We will use our influence to argue for the implementation of the IEAs as the Ockenden review intended, rather than being misinterpreted or implemented in a piecemeal fashion:
- Midwifery services should not be put under pressure to reinstate continuity of carer teams if they have insufficient staff to do this safely. This position is unambiguously outlined in the Ockenden review. It is incumbent on national organisations, Local Maternity Systems, Trust Boards, and local managers to ensure that this is adhered to.

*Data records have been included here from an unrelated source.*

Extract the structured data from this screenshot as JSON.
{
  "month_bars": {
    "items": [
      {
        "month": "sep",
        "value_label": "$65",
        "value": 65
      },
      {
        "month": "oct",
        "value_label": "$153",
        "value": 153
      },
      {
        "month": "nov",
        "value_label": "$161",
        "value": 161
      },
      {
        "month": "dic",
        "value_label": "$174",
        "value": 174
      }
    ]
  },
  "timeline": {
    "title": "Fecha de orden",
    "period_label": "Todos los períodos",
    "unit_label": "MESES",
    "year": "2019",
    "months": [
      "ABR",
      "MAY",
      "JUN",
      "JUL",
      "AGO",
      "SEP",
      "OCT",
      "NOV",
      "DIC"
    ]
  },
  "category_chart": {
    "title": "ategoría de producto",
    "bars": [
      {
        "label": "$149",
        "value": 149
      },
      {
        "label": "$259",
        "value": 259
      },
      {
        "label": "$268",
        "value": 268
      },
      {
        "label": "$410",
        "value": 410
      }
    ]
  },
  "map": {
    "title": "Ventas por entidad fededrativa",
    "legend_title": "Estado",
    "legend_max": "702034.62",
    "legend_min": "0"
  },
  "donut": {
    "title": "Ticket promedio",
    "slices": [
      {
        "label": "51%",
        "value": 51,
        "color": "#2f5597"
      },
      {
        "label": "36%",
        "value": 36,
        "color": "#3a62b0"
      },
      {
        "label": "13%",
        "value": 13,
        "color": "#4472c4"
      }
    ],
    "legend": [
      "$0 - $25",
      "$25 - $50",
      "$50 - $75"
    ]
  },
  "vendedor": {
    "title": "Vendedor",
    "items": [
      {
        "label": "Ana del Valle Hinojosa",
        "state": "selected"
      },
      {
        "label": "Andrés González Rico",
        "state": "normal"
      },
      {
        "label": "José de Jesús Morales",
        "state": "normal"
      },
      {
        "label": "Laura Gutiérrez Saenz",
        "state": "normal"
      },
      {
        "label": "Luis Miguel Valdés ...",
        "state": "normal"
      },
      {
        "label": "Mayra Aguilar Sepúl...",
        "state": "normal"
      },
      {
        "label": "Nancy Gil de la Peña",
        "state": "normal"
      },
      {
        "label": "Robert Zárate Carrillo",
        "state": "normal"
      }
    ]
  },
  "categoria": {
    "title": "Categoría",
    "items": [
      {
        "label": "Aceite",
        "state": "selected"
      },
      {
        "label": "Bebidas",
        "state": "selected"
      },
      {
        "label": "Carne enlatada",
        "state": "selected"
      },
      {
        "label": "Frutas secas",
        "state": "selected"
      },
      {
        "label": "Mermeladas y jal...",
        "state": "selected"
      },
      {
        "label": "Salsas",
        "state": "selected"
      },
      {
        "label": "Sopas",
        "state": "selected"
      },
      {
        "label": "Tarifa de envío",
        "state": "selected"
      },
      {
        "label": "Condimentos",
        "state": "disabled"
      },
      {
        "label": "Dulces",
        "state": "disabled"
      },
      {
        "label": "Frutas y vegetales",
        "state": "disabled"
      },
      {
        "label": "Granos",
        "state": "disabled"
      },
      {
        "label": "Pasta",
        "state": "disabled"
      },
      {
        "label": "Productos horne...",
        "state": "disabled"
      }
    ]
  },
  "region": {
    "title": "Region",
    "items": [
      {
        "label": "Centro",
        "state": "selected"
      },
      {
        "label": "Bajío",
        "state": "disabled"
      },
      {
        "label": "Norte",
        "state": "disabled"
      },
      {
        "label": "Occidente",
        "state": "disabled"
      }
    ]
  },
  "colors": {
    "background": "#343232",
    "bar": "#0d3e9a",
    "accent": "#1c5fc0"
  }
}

- Services must also be able to continue to use established and reputable workforce planning tools. One of the Ockenden IEAs was a call to review the feasibility and accuracy of Birthrate Plus. While we support this recommendation, we continue to support the value and robustness of Birthrate Plus and would want to ensure that any review is objective and informed. Accordingly, we have recommended that the review should be undertaken under the auspices of the Independent Working Group. In the meantime, we are pleased that NHS England has made clear their continued support for Birthrate Plus and the need for services to continue to use the methodology.
- The Ockenden review is clear that staff must be able to raise concerns if necessary, and, in addition to our Standing up for High Standards guidance, we will be reinforcing our support to midwives who raise concerns about the safety or quality of care.
Above all, the Ockenden review must not become another set of recommendations sent out to an already over-stretched system, with the expectation that staff and managers will find a way to implement them on top of their existing responsibilities, with existing resources. There must be substantial investment in staff recruitment, retention, and training, as recommended by both the Ockenden review and the House of Commons Health and Social Care Select Committee, in its report into the safety of maternity services in England.
The RCM will use its collective voice to amplify the case for change. We will use our networks to spread best practice and gain evidence of the opportunities and hurdles. And we will use our experience and expertise to support the entire system, from policy makers to individual clinicians, all of whom have a role to play.
This is a watershed moment for everyone involved in maternity care and we must work together to deliver the positive change that women, families, and staff deserve.